Most of our educators suggest that kids choose activities based on their interests. Volunteer work can not only be a learning opportunity, but it can show kids their place in a greater community.

“I don’t think anyone is too young to be a part of service learning,” says Melanie Ah Soon, dean of the lower school at Sacred Hearts Academy. “Go out into the field and volunteer to do community service work as a family,” which provides an education about your community and your family’s values. That’s best accomplished by linking service learning to the big picture. “Some examples that we do here are helping to clean the fish ponds or restoring taro patches. The ancient Hawaiians used to do that. I think to dig deeper you have to understand why you’re doing it,” Ah Soon says. “This is part of the community and it’s to pre-serve your history; to continue that is what’s key.”

But what if that interest would incur a huge expense for you? Find simple activities that replicate the fundamentals, says Pottenger. “Things like robotics and electronics cost money—a lot of summer courses for those are expensive. With the younger kids, seeing how things move—using strings and ropes and boxes and working with simple items—are such simple activities,” he says. Pottenger says he’s helped kids replicate the mechanics of a human hand using fast food restaurant straws and string. It doesn’t get much cheaper than that. “It is the rudiments for those other tools that cost lots of money.” Find two of Pottenger’s online projects for replicating a human hand or roboarm on honolulufamily.com/teachertips.

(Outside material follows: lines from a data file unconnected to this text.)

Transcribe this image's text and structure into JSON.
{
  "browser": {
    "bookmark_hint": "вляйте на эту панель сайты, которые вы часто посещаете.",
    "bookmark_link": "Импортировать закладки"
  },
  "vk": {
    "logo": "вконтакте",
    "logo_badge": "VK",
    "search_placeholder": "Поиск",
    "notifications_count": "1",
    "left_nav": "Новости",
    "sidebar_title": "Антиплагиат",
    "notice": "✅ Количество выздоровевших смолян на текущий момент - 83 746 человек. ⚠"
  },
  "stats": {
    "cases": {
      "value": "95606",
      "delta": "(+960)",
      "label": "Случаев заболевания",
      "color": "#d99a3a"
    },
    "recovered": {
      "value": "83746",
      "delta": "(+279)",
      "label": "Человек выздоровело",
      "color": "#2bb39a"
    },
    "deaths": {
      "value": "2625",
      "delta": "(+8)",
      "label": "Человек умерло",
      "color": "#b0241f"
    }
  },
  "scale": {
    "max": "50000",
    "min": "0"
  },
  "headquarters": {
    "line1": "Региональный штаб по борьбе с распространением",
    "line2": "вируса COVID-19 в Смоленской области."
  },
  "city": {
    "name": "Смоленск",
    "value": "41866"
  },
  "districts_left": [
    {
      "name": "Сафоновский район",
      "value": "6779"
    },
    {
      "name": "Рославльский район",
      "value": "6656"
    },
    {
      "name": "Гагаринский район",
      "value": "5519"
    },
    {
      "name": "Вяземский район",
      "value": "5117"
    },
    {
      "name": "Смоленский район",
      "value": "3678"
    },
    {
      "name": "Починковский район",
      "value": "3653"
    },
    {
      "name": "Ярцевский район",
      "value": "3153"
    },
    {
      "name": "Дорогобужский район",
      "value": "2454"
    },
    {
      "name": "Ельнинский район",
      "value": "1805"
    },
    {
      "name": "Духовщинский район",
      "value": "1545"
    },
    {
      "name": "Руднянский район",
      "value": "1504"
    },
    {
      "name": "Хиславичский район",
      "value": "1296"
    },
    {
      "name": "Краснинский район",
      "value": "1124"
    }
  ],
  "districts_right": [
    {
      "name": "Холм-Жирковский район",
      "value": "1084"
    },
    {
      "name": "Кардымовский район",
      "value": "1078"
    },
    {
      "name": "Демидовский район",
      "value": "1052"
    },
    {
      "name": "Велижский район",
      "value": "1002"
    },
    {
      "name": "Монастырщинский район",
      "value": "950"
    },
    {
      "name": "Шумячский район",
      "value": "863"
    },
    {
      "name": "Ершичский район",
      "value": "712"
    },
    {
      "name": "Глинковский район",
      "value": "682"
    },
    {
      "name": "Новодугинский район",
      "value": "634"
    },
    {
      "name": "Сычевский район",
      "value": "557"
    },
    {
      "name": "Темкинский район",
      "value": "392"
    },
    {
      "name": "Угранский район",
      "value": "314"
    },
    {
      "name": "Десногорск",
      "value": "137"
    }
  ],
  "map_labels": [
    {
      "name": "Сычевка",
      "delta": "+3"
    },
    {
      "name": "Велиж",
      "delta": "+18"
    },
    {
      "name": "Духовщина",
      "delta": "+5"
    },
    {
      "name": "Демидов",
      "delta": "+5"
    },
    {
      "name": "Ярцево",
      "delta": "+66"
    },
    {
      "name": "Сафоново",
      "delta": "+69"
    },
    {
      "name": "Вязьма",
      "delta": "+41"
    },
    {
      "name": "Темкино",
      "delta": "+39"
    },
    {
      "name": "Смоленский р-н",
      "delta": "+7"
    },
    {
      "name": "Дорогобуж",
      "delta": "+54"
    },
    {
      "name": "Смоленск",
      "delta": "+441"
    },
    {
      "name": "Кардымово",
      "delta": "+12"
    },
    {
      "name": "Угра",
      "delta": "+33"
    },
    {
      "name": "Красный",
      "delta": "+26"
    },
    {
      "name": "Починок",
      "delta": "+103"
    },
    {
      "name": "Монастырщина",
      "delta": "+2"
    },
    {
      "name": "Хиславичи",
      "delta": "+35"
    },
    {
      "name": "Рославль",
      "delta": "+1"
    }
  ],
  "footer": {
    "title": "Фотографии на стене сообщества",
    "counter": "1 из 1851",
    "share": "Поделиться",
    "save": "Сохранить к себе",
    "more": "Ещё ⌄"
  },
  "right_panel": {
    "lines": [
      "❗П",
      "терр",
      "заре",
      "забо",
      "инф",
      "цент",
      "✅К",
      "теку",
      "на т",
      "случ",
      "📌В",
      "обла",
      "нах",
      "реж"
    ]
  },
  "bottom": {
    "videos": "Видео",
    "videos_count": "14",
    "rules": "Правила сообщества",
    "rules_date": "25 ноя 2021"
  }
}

Though summer hasn’t started, it’s not too early to anticipate back-to-school time. If you keep track of your summer events to share the next school year—a packet of math worksheets completed, a drawer of saved mechanical experiments, or an illustrated journal of the events your kids have participated in—it can help you all reflect positively on summer. “A majority of teachers are going to have them write or talk about what they did over the summer,” Uchino says, “They’re going to know what to say right away, and start off the year confident.” That’s a sure sign of a great summer—your kid confidently facing the next school year.  

Our Teachers 

Our Teachers The seven teachers we spoke with specialize in everything from math and science to digital media and physical education.

Melanie Ah Soon

  • Dean of the lower school at Sacred Hearts Academy.
  • 2010 Presidential Award for Excellence in Mathematics and Science Teaching.

Michelle Carlson Colte

  • K-fifth grade library media specialist at Hale Kula Elementary School .
  • 2014 Making IT Happen award. 2014 School Librarian of the Year (inaugural winner) from School Library Journal and Scholastic Library Publishing.

Jason Dettweiler-Pavia

  •  Third grade teacher at Kaiulani Elementary School.
  • 2014 Voya Unsung Heroes.

Kelly Majam Elms

  •  Pre-K-fifth grade physical education teacher at Liholiho Elementary School.
  • 2013 NCAA Woman of the Year Finalist.

Marcus Pottenger

  • K-fifth grade technology teacher at Hokulani Elementary School.  Director of University of Hawaii Lab School’s Summer Programs in science enrichment and  computer explorations.
  • 2013 Honolulu District Teacher of the Year.

Nathan Radzak

  • Fifth-12th grade social studies teacher at Ho‘ala School.
  • 2009-2010 Distinguished Teacher Certification and Achievement in Writing Instruction Awards.

Masaru Uchino

  • Third grade teacher at Momilani Elementary School.
  • 2015 Leeward District Teacher of the Year.